Surrealism IRL: Adventures in Experiential AI
Tapping into the growing audience appetite for hyperrealism in physical environments as well as online, several installations offered significant spatial inspiration by fusing virtual, AI-fuelled dreamscapes and surrealistic iconography with the tactile frisson of physical environments.
Making Placemaking Feel Mutable: Barcelona-based Argentinian digital artist Andrés Reisinger brought his Take Over series (AI-fuelled artworks reimagining the historical architecture of various capital cities in fluffy, colour-saturated and even hairy surrealistic forms) to the streets of Miami.
Conceived to “transcend mere visuality and become a confrontation” – according to Reisinger – it involved the draping of a voluminous pink sheet over a building in the Miami Design District and resembled a contemporised version of the site-specific supersized works of the late iconic Bulgarian artist Christo.
Heritage Remixed
Heritage matters: rounding off a year of luxury brands flaunting their heritage credentials via opulent travelling exhibitions, Swiss fine jeweller/ watchmaker Cartier unleashed its roaming self-homage.
Enlivening Legacy: Cartier unveiled Time Unlimited (commenced in Hong Kong in 2022), which, echoing Gucci’s collaboration with star British scenographer Es Devlin, was designed by Perron-Roettinger (US) – renowned for work on live stadium shows for megastars, including Rihanna, as well as (latterly) furniture and interior projects.
Kidulting & The Liberation of Play
Homing in on the power of play, including the allure of nostalgia in new formats and the evolved notion of kidulting (childlike, now often encompassing mindfulness-inducing activities for adults), several brands backed inspirational playscapes and/or campaigns with an overtly liberating sense of playfulness.
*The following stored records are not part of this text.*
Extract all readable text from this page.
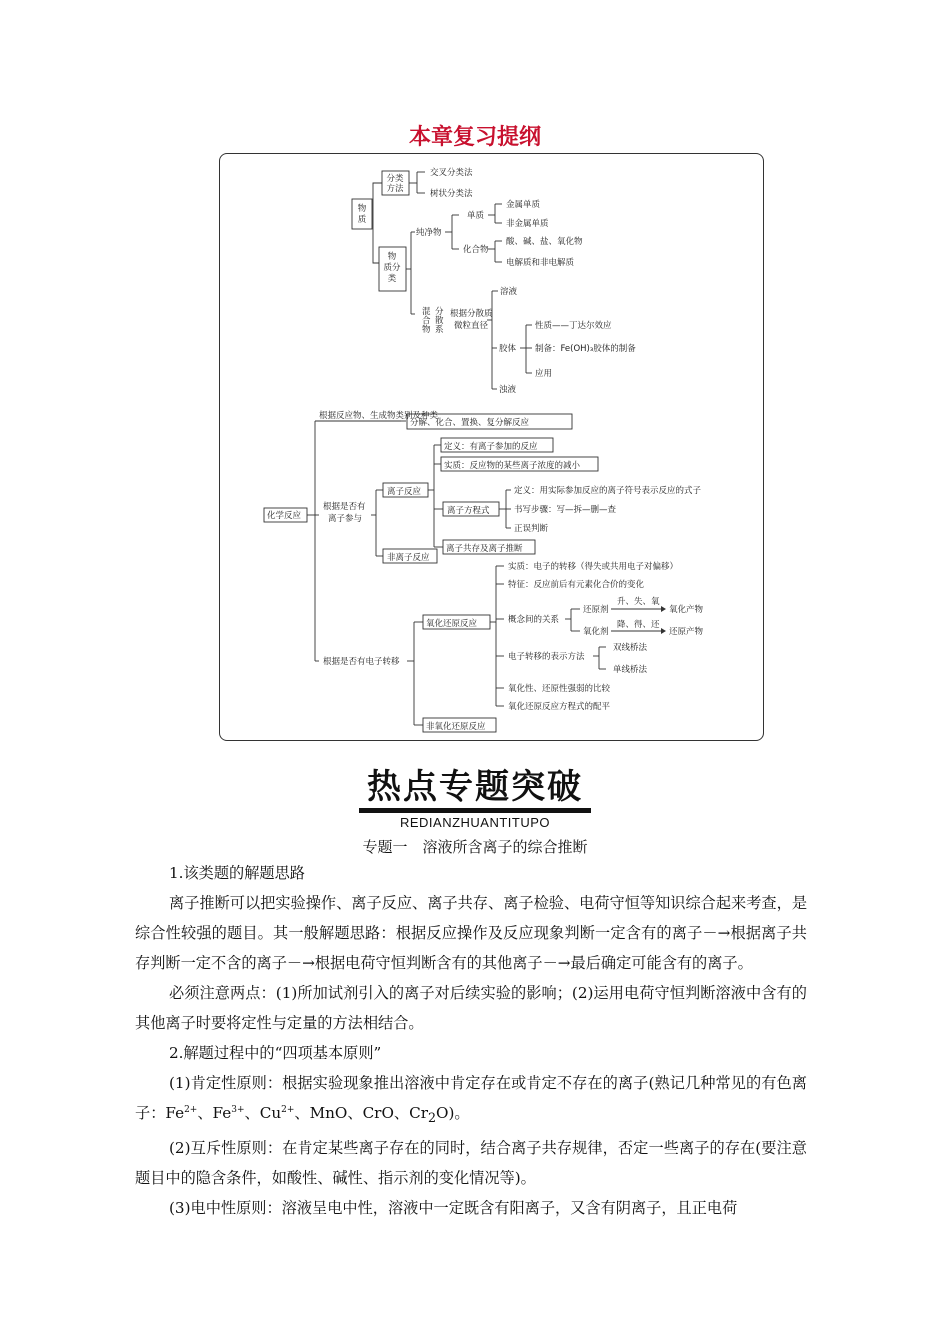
本章复习提纲
物
质
分类
方法
交叉分类法
树状分类法
物
质分
类
纯净物
单质
金属单质
非金属单质
化合物
酸、碱、盐、氧化物
电解质和非电解质
混
合
物
分
散
系
根据分散质
微粒直径
溶液
胶体
性质——丁达尔效应
制备：Fe(OH)₃胶体的制备
应用
浊液
化学反应
根据反应物、生成物类别及种类
分解、化合、置换、复分解反应
根据是否有
离子参与
离子反应
定义：有离子参加的反应
实质：反应物的某些离子浓度的减小
离子方程式
定义：用实际参加反应的离子符号表示反应的式子
书写步骤：写—拆—删—查
正误判断
离子共存及离子推断
非离子反应
根据是否有电子转移
氧化还原反应
实质：电子的转移（得失或共用电子对偏移）
特征：反应前后有元素化合价的变化
概念间的关系
还原剂
升、失、氧
氧化产物
氧化剂
降、得、还
还原产物
电子转移的表示方法
双线桥法
单线桥法
氧化性、还原性强弱的比较
氧化还原反应方程式的配平
非氧化还原反应
热点专题突破
REDIANZHUANTITUPO
专题一　溶液所含离子的综合推断

1.该类题的解题思路

离子推断可以把实验操作、离子反应、离子共存、离子检验、电荷守恒等知识综合起来考查，是综合性较强的题目。其一般解题思路：根据反应操作及反应现象判断一定含有的离子－→根据离子共存判断一定不含的离子－→根据电荷守恒判断含有的其他离子－→最后确定可能含有的离子。

必须注意两点：(1)所加试剂引入的离子对后续实验的影响；(2)运用电荷守恒判断溶液中含有的其他离子时要将定性与定量的方法相结合。

2.解题过程中的“四项基本原则”

(1)肯定性原则：根据实验现象推出溶液中肯定存在或肯定不存在的离子(熟记几种常见的有色离子：$Fe^{2+}$、$Fe^{3+}$、$Cu^{2+}$、MnO、CrO、$Cr_2O$)。

(2)互斥性原则：在肯定某些离子存在的同时，结合离子共存规律，否定一些离子的存在(要注意题目中的隐含条件，如酸性、碱性、指示剂的变化情况等)。

(3)电中性原则：溶液呈电中性，溶液中一定既含有阳离子，又含有阴离子，且正电荷
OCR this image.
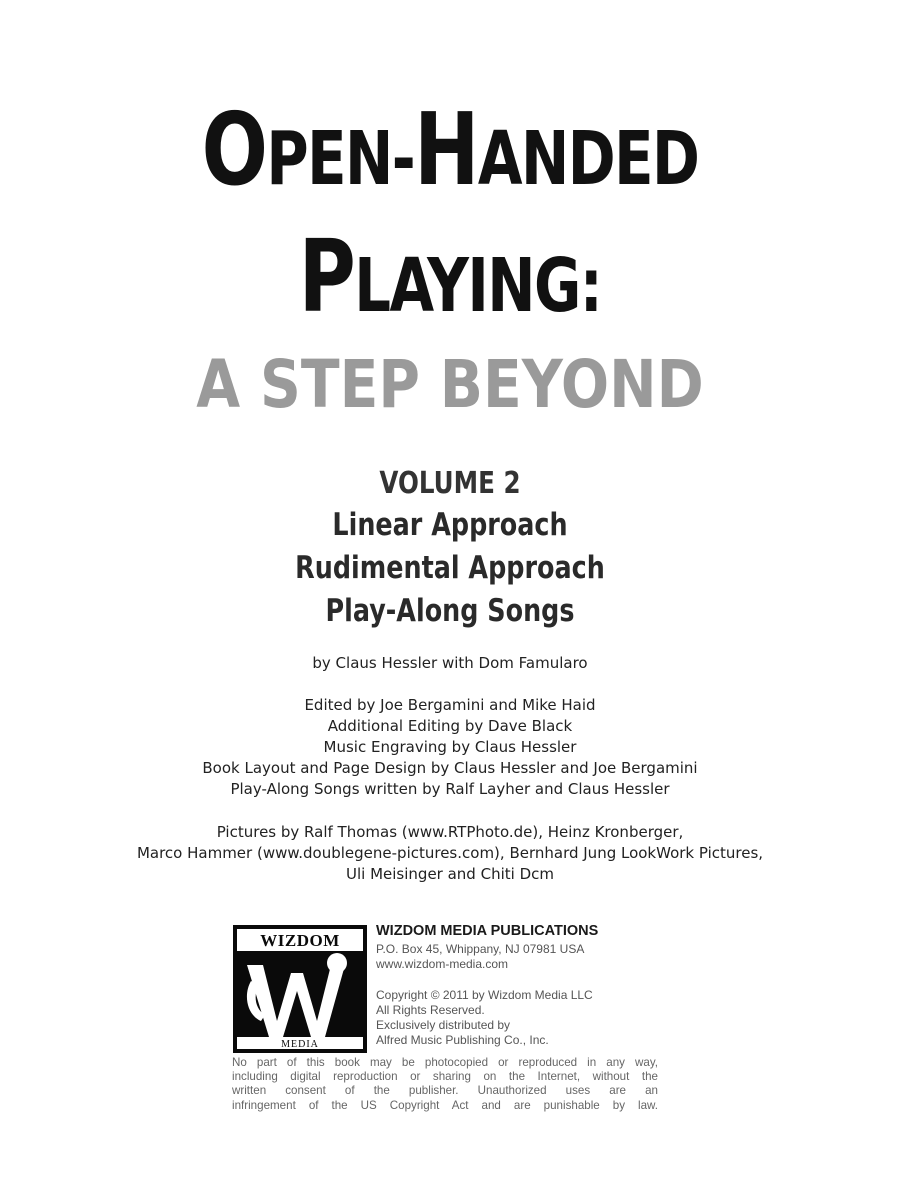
OPEN-HANDED
PLAYING:
A STEP BEYOND
VOLUME 2
Linear Approach
Rudimental Approach
Play-Along Songs
by Claus Hessler with Dom Famularo
Edited by Joe Bergamini and Mike Haid
Additional Editing by Dave Black
Music Engraving by Claus Hessler
Book Layout and Page Design by Claus Hessler and Joe Bergamini
Play-Along Songs written by Ralf Layher and Claus Hessler
Pictures by Ralf Thomas (www.RTPhoto.de), Heinz Kronberger,
Marco Hammer (www.doublegene-pictures.com), Bernhard Jung LookWork Pictures,
Uli Meisinger and Chiti Dcm
WIZDOM
MEDIA
WIZDOM MEDIA PUBLICATIONS
P.O. Box 45, Whippany, NJ 07981 USA
www.wizdom-media.com
Copyright © 2011 by Wizdom Media LLC
All Rights Reserved.
Exclusively distributed by
Alfred Music Publishing Co., Inc.
No part of this book may be photocopied or reproduced in any way,
including digital reproduction or sharing on the Internet, without the
written consent of the publisher. Unauthorized uses are an
infringement of the US Copyright Act and are punishable by law.
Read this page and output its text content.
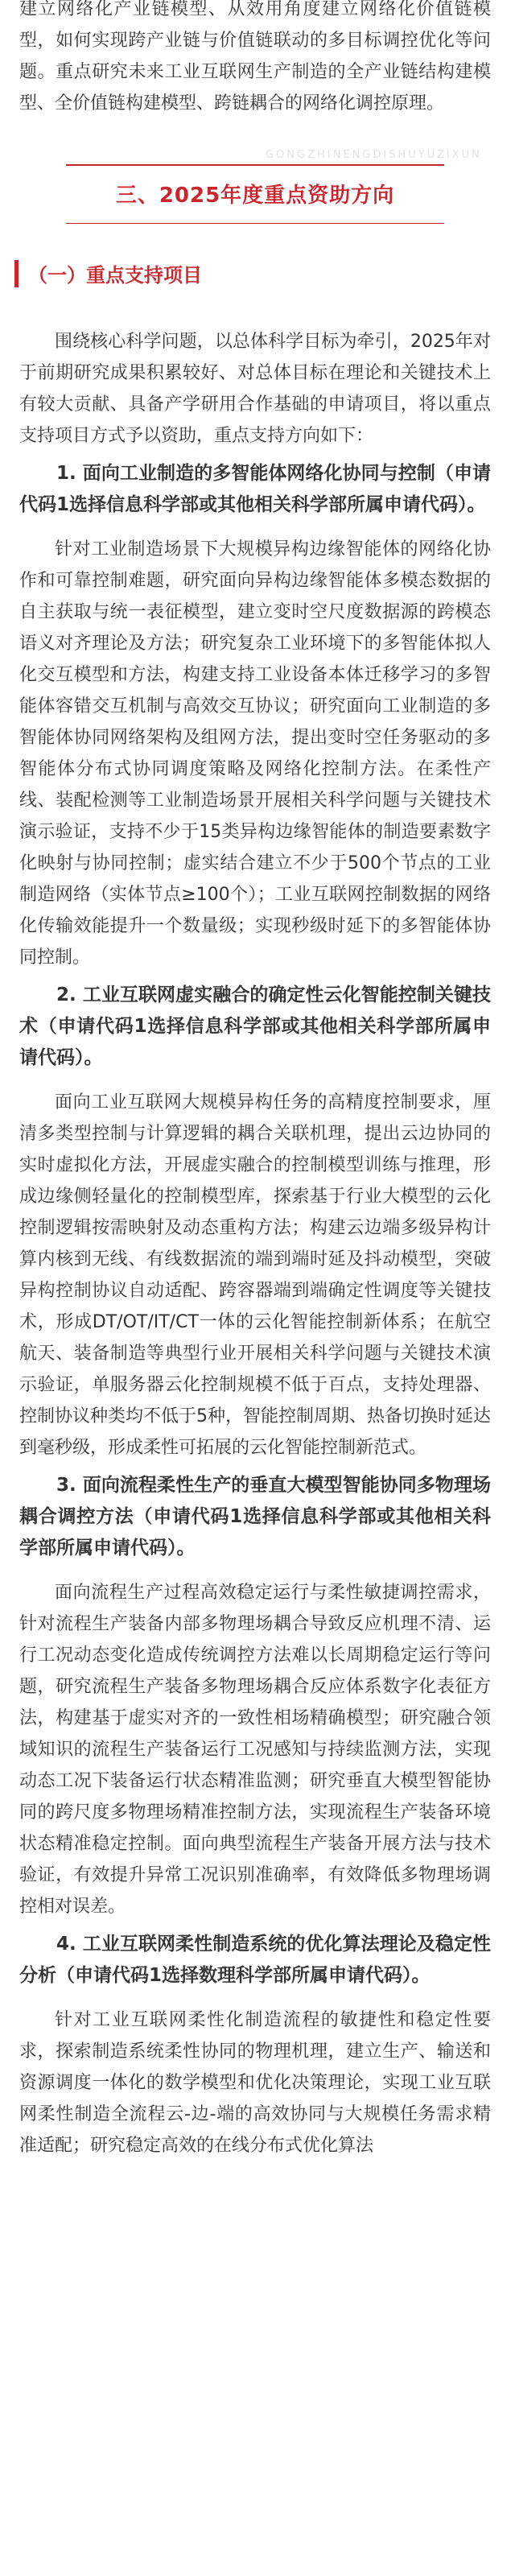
GONGZHINENGDISHUYUZIXUN

建立网络化产业链模型、从效用角度建立网络化价值链模型，如何实现跨产业链与价值链联动的多目标调控优化等问题。重点研究未来工业互联网生产制造的全产业链结构建模型、全价值链构建模型、跨链耦合的网络化调控原理。

三、2025年度重点资助方向
（一）重点支持项目

围绕核心科学问题，以总体科学目标为牵引，2025年对于前期研究成果积累较好、对总体目标在理论和关键技术上有较大贡献、具备产学研用合作基础的申请项目，将以重点支持项目方式予以资助，重点支持方向如下：

1. 面向工业制造的多智能体网络化协同与控制（申请代码1选择信息科学部或其他相关科学部所属申请代码）。

针对工业制造场景下大规模异构边缘智能体的网络化协作和可靠控制难题，研究面向异构边缘智能体多模态数据的自主获取与统一表征模型，建立变时空尺度数据源的跨模态语义对齐理论及方法；研究复杂工业环境下的多智能体拟人化交互模型和方法，构建支持工业设备本体迁移学习的多智能体容错交互机制与高效交互协议；研究面向工业制造的多智能体协同网络架构及组网方法，提出变时空任务驱动的多智能体分布式协同调度策略及网络化控制方法。在柔性产线、装配检测等工业制造场景开展相关科学问题与关键技术演示验证，支持不少于15类异构边缘智能体的制造要素数字化映射与协同控制；虚实结合建立不少于500个节点的工业制造网络（实体节点≥100个）；工业互联网控制数据的网络化传输效能提升一个数量级；实现秒级时延下的多智能体协同控制。

2. 工业互联网虚实融合的确定性云化智能控制关键技术（申请代码1选择信息科学部或其他相关科学部所属申请代码）。

面向工业互联网大规模异构任务的高精度控制要求，厘清多类型控制与计算逻辑的耦合关联机理，提出云边协同的实时虚拟化方法，开展虚实融合的控制模型训练与推理，形成边缘侧轻量化的控制模型库，探索基于行业大模型的云化控制逻辑按需映射及动态重构方法；构建云边端多级异构计算内核到无线、有线数据流的端到端时延及抖动模型，突破异构控制协议自动适配、跨容器端到端确定性调度等关键技术，形成DT/OT/IT/CT一体的云化智能控制新体系；在航空航天、装备制造等典型行业开展相关科学问题与关键技术演示验证，单服务器云化控制规模不低于百点，支持处理器、控制协议种类均不低于5种，智能控制周期、热备切换时延达到毫秒级，形成柔性可拓展的云化智能控制新范式。

3. 面向流程柔性生产的垂直大模型智能协同多物理场耦合调控方法（申请代码1选择信息科学部或其他相关科学部所属申请代码）。

面向流程生产过程高效稳定运行与柔性敏捷调控需求，针对流程生产装备内部多物理场耦合导致反应机理不清、运行工况动态变化造成传统调控方法难以长周期稳定运行等问题，研究流程生产装备多物理场耦合反应体系数字化表征方法，构建基于虚实对齐的一致性相场精确模型；研究融合领域知识的流程生产装备运行工况感知与持续监测方法，实现动态工况下装备运行状态精准监测；研究垂直大模型智能协同的跨尺度多物理场精准控制方法，实现流程生产装备环境状态精准稳定控制。面向典型流程生产装备开展方法与技术验证，有效提升异常工况识别准确率，有效降低多物理场调控相对误差。

4. 工业互联网柔性制造系统的优化算法理论及稳定性分析（申请代码1选择数理科学部所属申请代码）。

针对工业互联网柔性化制造流程的敏捷性和稳定性要求，探索制造系统柔性协同的物理机理，建立生产、输送和资源调度一体化的数学模型和优化决策理论，实现工业互联网柔性制造全流程云-边-端的高效协同与大规模任务需求精准适配；研究稳定高效的在线分布式优化算法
Embracing cultural diversity underscored more than one.
Nostalgia in Tantalising Technicolour Redefines Luxury Codes: Culturally diversifying its collaborator portfolio for 2023, Porsche partnered with Brooklyn-based Haitian illustrator Lyne Lucien on a series of artworks featuring iconic Porsches, with titles including the Dollworld Diaries and Garden Safari, grounded in the surrealistic, fantastical memories of the artist’s childhood. The artist commented on Instagram: “OFC, I made them blackity black black […] it was a real opportunity to disrupt how we’ve been defining luxury.”
Key Learnings
Creatively Recast Eco
Recast sustainability through the innovation-led desirability lens, inspiring your audiences with a focus on future- proofing, but keep a keen eye on aesthetic and sensorial pleasure. Two of the most revered initiatives were Lexus’s partnership with Marjan van Aubel (uniting art, green tech and multisensory delight in a breathtaking set piece) and digital couture house Syky’s biomaterials- inspired mintable art.
Harness Hyper- Surrealism IRL
Generative-AI-invoked surrealistic worlds are busting through the confines of digital platforms and entering the real world, as epitomised by Andrés Reisinger, the overlord of wondrous digital décor and architecture, going fully physical. Reflect audiences’ growing affinity with blended realities in your physical spaces, but note the power of designs with almost imperceptible parameters: weirder isn’t always the most wonderful.
Cater for Archive/ Asset Culture Connoisseurship
While occupying very different cultural spaces, both the Cartier exhibition and The Art of Hip Hop deliver strongly on the consumer/fan appetite for experiencing archive products and material made relevant to contemporary culture.
Call Out to Kidults
The allure of nostalgia in new formats crystallised in 2023, from the Barbie movie phenomenon to Mattel’s Creations (its special division where innovative creatives reimagine classic models) becoming one of its most popular sub-brands. Coupled with the adult desire to participate in childlike activities to de-stress, expect activations rooted in the power of play to reap serious wins in 2024.